Taeyong tidak pernah melihat air muka Johnny yang seperti itu sebelumnya.

"Have you seen it?" tanya Johnny. Matanya memandang lurus wajah Taeyong, sementara Taeyong sebisa mungkin mengalihkan pandangannya. "You've seen it, right, Tae?" Johnny bertanya lagi. Jelas sekali dari tingkah Taeyong bahwa Taeyong telah melihatnya. Sisi lain dari seorang Johnny Suh. Jadi, Taeyong mengangguk kecil. "It's okay. Mungkin, ini sudah waktunya aku buat kasih tau kamu."

"Apa?"

"My deepest secret."

Tidak.

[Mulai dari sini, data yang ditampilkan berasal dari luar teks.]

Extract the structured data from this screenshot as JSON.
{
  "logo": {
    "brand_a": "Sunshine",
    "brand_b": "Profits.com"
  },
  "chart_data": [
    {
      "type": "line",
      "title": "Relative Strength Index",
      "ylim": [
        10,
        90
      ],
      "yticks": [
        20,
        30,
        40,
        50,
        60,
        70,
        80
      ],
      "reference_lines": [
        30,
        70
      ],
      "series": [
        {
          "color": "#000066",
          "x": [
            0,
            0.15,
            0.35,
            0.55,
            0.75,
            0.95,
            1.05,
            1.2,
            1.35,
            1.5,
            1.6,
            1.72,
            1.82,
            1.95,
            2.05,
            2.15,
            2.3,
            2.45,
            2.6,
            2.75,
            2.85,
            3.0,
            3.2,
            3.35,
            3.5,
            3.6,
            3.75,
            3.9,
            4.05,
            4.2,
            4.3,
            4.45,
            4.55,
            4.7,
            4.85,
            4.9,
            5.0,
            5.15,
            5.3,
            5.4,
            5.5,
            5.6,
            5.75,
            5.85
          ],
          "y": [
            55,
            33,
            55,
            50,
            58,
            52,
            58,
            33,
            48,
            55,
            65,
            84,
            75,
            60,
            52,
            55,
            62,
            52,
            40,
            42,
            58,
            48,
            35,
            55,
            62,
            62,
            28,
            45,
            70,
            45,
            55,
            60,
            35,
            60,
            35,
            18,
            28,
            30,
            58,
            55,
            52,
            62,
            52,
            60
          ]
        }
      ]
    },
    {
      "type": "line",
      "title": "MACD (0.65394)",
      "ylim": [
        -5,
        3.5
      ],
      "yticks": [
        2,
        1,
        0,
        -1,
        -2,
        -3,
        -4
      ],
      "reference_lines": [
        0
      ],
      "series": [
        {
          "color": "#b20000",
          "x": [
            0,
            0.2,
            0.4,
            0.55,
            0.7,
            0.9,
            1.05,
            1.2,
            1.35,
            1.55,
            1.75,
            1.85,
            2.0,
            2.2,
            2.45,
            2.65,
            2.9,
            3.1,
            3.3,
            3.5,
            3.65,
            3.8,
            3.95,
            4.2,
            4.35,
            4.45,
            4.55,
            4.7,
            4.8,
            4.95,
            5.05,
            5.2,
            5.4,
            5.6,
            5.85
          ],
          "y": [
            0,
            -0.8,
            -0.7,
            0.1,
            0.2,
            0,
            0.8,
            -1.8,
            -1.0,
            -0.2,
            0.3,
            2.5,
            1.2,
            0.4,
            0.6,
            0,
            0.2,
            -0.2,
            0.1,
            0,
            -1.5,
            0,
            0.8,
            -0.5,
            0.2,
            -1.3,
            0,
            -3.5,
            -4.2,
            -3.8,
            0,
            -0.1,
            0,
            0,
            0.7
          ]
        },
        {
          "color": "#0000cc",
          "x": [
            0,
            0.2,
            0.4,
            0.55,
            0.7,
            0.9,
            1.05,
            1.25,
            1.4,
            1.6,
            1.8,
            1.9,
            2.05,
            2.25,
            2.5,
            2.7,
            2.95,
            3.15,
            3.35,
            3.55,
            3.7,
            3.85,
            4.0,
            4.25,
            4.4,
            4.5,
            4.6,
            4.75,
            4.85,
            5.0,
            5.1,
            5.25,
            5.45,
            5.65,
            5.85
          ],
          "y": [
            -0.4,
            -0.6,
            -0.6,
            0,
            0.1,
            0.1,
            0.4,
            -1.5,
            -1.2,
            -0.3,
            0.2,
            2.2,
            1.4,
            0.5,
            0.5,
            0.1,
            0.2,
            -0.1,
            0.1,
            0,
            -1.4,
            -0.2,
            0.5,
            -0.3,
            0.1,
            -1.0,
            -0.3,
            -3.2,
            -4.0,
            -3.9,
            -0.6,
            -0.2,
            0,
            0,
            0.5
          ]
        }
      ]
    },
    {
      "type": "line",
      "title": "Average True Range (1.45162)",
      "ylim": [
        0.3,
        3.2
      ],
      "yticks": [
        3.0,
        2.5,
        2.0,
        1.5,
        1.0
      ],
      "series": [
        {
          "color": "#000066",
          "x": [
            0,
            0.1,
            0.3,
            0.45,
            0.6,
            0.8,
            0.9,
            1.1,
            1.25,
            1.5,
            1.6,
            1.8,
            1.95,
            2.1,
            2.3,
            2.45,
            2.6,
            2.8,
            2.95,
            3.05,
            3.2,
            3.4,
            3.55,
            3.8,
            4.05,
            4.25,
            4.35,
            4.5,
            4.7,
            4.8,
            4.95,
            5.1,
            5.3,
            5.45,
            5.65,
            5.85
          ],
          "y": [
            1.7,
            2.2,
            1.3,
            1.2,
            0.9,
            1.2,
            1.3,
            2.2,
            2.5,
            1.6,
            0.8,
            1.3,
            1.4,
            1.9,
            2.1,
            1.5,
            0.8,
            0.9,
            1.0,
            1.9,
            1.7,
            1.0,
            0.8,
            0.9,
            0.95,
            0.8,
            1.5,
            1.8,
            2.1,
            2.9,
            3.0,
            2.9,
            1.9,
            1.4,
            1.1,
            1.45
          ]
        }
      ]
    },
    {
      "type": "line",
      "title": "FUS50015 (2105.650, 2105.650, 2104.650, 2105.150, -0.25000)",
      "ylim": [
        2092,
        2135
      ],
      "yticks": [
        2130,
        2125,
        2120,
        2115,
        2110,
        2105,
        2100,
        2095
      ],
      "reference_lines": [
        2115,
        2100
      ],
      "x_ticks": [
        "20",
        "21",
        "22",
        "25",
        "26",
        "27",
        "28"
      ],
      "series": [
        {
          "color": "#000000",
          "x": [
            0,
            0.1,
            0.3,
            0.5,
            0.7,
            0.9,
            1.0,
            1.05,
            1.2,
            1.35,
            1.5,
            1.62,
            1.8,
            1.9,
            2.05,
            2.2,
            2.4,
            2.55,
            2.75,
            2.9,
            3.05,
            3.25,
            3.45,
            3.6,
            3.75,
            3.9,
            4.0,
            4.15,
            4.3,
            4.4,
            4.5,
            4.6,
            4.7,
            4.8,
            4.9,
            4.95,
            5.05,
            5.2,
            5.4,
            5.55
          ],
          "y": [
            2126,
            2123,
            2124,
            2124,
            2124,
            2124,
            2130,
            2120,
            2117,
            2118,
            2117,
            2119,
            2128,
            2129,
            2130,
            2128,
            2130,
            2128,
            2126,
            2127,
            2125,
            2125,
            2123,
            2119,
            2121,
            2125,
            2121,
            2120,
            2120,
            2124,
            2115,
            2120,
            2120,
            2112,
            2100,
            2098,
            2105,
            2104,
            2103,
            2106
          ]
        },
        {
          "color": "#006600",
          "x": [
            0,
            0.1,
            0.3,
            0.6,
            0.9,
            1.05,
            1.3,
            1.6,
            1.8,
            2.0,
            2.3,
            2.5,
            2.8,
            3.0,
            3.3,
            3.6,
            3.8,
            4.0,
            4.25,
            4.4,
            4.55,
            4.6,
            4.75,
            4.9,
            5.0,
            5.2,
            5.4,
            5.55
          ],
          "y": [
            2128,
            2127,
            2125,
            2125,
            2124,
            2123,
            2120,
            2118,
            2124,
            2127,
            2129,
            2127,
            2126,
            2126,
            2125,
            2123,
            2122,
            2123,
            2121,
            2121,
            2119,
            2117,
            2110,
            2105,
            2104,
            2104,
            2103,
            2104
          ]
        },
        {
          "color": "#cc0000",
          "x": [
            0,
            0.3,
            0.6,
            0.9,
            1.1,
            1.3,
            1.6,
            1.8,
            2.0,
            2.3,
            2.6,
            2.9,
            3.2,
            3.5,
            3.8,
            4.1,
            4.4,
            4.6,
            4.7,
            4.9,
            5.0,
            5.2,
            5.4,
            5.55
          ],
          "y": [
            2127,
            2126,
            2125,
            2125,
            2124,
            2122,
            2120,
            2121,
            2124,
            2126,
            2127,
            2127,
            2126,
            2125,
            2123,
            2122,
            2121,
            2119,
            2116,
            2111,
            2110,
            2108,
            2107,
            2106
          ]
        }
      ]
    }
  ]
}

Taeyong tidak pernah meminta untuk diceritakan apa pun; mungkin-ya, hanya mungkin-dalam hatinya yang terdalam dia mengharapkan sebuah cerita. Sama halnya dengan dia mengharapkan alasan mengapa Johnny selalu seperti itu terhadap anak-anak. Lagi, mungkin, Taeyong akan menemukan jawaban dari pertanyaannya selama ini.


-o-


Bangunan yang luas, megah, dan mewah itu menjadi tempat tinggalnya sejauh yang dapat diingatnya. Orang-orang yang bekerja di sana juga sudah lama mengenalnya, sama seperti teman yang selalu menemaninya bermain. Bangunan ini dan lingkungannya adalah taman bermain terluas. Tak peduli sejauh apa pun berlari, sebanyak apa pun menggowes pedal sepeda, masih banyak sudut yang belum terjamah. Menyenangkan untuk dieksplor.

Namun pakainnya berkata tidak. Setiap dia ingin berlari, seseorang akan mengangkat tubuhnya dengan telapak tangan besar yang terselip di kedua ketiak yang kecil itu, dan wajahnya akan merengut kesal. Begitu pun begitu dia ingin mengeluarkan sepedanya, akan ada tangan-tangan yang selalu menahan tubuhnya dan berkata jangan.